Num momento decisivo para o País, a arena política é atrativa para os robôs da internet. Arrisco-me a dizer que durante esta campanha eleitoral cada um de nós já se terá cruzado com um bot, mesmo que não tenha consciência desse contacto. Há um grande número de bots que se fazem passar por humanos para produzir comentários automaticamente, disseminar desinformação, aumentar artificialmente a popularidade de uma pessoa ou difamar um candidato. Os bots oferecem posições políticas para os indecisos e, assim, concentram o poder de influenciar a opinião pública e de interferir propositadamente nas eleições.

As contas são cada vez mais sofisticadas e já têm nomes mais completos, fotografias e chegam a ser dinâmicas, interativas e coordenadas, tornando-se difícil distinguir bots de humanos reais. Para dar resposta a este problema, a Worldcoin assumiu o desafio de validar a autenticidade de um ser humano no mundo digital, através da captura de dados biométricos. Resta saber se esta aparente solução não nos levará a um problema acrescido e de maior dimensão. 

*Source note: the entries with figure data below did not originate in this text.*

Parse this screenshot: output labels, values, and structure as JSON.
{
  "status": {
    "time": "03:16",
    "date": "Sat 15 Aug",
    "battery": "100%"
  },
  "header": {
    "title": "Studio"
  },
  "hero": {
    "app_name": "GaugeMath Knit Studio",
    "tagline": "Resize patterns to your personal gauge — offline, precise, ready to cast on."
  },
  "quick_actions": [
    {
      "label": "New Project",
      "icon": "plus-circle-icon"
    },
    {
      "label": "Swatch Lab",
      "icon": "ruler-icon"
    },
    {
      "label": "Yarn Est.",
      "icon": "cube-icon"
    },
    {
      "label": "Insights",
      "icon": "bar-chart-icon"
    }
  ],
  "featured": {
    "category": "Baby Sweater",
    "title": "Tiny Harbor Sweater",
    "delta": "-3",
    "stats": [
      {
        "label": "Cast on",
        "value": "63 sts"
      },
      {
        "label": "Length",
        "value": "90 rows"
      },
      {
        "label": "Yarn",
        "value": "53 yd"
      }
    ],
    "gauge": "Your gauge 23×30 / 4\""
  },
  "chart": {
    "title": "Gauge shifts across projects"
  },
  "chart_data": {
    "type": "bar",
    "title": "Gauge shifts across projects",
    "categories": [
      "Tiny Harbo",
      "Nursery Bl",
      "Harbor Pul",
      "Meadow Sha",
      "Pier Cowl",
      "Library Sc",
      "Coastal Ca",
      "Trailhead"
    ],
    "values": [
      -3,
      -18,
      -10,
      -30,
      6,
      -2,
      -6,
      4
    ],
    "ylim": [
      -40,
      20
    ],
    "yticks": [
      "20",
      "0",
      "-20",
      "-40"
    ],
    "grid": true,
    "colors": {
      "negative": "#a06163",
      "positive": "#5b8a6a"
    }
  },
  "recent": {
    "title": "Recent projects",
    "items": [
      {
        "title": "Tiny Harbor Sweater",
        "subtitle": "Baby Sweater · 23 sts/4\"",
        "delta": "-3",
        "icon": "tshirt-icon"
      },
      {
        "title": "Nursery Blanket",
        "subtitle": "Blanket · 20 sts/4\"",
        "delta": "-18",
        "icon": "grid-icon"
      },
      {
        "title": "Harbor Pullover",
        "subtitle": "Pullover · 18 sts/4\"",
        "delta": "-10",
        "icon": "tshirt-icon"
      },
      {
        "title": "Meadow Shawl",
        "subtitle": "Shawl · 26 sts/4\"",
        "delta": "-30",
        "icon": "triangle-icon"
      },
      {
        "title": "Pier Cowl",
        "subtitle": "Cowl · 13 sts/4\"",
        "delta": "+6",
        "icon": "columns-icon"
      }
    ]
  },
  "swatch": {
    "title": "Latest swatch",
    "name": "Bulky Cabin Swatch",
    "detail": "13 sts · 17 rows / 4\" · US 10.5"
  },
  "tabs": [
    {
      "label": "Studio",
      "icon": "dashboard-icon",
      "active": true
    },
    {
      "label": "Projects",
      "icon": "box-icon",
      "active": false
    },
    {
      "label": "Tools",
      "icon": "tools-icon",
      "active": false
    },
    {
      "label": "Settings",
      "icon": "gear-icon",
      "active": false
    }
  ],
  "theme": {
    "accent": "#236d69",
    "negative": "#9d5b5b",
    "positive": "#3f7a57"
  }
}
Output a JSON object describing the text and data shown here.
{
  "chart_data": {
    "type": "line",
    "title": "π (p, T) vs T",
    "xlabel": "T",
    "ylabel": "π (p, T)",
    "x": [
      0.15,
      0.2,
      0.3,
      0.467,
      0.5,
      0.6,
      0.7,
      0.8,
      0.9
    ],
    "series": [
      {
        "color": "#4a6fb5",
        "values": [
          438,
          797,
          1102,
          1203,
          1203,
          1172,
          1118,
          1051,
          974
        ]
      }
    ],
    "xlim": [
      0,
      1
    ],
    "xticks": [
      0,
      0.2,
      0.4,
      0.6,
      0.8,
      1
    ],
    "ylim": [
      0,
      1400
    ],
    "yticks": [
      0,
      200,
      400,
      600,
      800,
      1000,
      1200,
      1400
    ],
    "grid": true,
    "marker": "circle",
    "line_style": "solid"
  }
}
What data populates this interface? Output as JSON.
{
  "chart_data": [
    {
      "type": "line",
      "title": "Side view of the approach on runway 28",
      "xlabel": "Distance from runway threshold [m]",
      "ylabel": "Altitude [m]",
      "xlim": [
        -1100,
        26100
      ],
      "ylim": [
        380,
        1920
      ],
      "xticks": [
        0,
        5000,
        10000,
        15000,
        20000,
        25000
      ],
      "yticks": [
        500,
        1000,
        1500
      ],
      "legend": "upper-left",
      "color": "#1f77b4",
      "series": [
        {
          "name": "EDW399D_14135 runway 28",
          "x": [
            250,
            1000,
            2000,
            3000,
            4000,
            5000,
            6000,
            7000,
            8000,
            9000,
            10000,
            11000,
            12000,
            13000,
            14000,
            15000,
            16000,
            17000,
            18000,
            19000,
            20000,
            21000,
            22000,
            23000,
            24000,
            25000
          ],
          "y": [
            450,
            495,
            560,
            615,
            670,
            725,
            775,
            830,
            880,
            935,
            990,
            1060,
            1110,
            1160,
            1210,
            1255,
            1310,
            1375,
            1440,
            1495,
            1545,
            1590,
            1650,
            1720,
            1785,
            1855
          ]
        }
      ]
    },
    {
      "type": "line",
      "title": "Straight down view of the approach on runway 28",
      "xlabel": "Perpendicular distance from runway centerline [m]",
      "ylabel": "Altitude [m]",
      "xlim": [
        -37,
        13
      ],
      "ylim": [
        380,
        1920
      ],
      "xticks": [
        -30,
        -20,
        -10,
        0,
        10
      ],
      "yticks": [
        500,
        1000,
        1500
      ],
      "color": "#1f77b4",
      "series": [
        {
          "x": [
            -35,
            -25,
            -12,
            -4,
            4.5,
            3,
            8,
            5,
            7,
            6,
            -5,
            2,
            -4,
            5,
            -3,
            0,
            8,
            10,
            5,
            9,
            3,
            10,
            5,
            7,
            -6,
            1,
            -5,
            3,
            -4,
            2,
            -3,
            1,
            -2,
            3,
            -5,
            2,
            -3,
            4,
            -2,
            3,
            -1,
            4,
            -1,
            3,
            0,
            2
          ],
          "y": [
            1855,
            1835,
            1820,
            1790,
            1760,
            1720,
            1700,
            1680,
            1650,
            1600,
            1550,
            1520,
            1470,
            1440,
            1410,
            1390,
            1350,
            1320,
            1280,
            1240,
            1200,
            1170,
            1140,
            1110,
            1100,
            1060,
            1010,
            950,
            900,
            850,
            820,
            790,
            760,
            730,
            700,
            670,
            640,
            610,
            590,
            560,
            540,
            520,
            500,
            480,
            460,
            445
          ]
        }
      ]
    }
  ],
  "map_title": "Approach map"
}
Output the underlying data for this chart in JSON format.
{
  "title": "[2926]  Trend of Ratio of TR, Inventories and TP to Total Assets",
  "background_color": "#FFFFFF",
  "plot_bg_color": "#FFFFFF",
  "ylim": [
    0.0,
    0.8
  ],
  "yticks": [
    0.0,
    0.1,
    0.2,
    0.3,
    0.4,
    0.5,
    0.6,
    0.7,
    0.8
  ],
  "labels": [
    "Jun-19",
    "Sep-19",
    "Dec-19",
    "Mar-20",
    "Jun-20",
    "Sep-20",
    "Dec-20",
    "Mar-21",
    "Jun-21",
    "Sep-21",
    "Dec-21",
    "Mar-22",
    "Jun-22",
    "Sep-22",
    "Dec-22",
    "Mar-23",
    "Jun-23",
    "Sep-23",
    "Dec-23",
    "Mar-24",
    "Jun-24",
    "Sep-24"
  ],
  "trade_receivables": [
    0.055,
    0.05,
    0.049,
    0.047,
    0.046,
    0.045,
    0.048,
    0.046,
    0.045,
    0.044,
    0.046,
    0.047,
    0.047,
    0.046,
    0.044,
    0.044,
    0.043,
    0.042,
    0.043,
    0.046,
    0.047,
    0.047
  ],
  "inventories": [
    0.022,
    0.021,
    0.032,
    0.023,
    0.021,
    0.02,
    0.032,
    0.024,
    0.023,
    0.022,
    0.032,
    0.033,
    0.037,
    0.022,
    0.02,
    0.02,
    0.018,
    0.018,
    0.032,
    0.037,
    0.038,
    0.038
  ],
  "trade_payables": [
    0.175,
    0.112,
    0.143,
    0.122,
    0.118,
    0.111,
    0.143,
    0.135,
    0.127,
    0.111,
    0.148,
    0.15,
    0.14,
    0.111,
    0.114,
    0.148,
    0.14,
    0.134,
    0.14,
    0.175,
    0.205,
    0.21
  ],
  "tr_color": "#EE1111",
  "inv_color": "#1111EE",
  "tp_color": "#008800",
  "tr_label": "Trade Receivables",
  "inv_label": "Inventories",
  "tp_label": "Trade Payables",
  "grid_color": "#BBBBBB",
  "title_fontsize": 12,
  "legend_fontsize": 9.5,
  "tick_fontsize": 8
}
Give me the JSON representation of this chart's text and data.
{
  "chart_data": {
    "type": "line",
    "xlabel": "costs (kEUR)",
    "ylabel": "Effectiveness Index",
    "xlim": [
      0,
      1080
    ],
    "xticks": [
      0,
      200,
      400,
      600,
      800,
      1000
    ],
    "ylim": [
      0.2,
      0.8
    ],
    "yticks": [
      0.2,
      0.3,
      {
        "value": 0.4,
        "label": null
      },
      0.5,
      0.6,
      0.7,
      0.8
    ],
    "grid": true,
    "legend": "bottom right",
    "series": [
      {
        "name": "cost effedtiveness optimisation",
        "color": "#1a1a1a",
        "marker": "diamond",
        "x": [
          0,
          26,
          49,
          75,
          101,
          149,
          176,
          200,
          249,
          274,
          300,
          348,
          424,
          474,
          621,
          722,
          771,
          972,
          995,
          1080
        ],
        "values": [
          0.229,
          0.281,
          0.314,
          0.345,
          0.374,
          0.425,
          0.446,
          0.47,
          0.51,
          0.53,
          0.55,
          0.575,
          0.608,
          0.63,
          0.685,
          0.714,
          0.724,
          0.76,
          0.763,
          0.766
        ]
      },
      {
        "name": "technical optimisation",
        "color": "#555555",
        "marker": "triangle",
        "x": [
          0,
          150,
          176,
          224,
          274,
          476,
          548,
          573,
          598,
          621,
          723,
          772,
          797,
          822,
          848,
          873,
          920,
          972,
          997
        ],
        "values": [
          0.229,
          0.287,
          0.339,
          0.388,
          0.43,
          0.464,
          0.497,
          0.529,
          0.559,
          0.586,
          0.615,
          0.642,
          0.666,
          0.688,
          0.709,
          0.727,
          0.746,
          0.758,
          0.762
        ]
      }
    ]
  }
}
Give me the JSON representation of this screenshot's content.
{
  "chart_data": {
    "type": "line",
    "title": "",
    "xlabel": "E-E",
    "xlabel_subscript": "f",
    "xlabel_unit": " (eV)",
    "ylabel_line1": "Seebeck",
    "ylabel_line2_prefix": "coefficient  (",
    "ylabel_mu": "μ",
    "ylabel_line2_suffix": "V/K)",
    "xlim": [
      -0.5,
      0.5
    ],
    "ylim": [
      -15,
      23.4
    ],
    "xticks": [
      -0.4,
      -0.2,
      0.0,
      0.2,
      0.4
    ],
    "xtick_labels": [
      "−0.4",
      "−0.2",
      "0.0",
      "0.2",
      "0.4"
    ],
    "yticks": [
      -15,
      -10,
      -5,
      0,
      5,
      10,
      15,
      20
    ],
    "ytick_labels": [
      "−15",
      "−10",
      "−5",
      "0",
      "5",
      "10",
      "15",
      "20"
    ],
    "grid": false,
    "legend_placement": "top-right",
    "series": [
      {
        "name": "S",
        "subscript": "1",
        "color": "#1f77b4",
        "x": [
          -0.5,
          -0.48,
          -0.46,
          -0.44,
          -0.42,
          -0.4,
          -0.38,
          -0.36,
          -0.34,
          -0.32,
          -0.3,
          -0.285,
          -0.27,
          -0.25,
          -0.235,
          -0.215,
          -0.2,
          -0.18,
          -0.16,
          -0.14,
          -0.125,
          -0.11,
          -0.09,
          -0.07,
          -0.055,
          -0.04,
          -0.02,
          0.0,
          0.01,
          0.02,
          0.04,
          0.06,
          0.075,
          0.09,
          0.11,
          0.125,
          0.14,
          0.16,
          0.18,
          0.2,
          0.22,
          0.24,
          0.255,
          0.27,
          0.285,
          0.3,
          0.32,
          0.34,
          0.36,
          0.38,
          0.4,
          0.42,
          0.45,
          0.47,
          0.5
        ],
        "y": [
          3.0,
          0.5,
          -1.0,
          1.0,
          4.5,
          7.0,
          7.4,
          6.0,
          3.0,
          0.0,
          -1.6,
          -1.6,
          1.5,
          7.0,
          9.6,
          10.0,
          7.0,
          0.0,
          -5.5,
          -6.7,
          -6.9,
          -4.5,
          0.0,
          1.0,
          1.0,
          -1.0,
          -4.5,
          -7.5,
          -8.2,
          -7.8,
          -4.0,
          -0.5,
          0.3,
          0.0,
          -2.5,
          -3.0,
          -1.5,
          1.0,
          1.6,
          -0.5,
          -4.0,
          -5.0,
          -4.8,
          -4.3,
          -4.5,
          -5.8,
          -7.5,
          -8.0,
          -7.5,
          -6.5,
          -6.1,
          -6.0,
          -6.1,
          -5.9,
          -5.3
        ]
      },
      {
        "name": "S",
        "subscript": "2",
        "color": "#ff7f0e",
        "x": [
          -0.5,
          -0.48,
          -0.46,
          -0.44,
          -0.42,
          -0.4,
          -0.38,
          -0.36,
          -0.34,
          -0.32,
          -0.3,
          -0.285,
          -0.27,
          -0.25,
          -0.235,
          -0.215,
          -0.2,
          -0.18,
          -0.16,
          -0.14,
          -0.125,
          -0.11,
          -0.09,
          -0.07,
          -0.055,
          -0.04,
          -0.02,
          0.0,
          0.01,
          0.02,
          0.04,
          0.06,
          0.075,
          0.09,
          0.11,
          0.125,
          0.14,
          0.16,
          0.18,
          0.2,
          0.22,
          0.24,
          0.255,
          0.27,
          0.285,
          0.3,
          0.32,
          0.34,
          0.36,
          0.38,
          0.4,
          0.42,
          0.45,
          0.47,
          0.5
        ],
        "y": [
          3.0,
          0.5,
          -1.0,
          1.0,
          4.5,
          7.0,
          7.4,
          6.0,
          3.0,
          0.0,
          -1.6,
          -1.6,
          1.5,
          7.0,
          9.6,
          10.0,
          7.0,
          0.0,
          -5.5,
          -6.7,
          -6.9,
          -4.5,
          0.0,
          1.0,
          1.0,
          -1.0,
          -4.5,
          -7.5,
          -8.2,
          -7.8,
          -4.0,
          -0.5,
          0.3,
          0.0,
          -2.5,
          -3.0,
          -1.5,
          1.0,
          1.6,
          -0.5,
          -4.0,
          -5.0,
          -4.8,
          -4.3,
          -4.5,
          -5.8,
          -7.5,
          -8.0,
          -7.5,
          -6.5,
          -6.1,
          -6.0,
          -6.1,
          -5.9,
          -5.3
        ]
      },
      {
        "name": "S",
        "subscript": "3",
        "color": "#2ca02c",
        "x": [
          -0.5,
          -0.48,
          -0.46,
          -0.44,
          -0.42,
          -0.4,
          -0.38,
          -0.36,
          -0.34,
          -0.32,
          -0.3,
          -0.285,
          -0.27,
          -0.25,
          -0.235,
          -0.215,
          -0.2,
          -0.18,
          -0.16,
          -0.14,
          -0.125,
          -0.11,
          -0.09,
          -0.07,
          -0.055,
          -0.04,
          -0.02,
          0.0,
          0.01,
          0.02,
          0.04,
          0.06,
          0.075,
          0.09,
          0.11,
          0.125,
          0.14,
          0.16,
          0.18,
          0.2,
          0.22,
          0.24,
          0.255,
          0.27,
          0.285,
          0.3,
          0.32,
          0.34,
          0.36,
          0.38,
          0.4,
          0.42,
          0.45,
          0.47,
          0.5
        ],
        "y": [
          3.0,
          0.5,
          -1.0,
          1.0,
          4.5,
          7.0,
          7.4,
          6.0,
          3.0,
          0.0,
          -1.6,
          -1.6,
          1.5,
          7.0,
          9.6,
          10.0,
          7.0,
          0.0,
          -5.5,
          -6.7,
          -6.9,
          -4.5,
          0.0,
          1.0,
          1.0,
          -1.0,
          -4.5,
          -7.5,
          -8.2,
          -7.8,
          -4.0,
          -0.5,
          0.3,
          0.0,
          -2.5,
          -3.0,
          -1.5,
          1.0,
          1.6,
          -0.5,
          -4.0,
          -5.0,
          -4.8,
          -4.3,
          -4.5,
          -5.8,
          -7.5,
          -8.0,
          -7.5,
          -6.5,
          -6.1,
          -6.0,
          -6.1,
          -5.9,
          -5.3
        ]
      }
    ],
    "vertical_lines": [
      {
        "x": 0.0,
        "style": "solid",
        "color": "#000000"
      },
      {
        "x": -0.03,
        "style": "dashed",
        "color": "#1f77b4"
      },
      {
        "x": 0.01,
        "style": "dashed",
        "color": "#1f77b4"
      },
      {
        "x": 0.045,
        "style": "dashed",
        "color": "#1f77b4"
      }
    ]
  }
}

As grandes empresas tecnológicas têm a capacidade de resumirem fielmente a nossa vida com o histórico de pesquisas, sabem o que fazemos, do que gostamos, que compras realizamos e conseguem mesmo adivinhar coisas sobre nós. A inteligência artificial tem o potencial de conhecer a personalidade de uma pessoa com mais precisão do que o próprio companheiro. O passo seguinte com a recolha de dados biométricos é, para mim, assustador. Diria que para quem se preocupa com a defesa da sua privacidade e identidade, este futuro é distópico.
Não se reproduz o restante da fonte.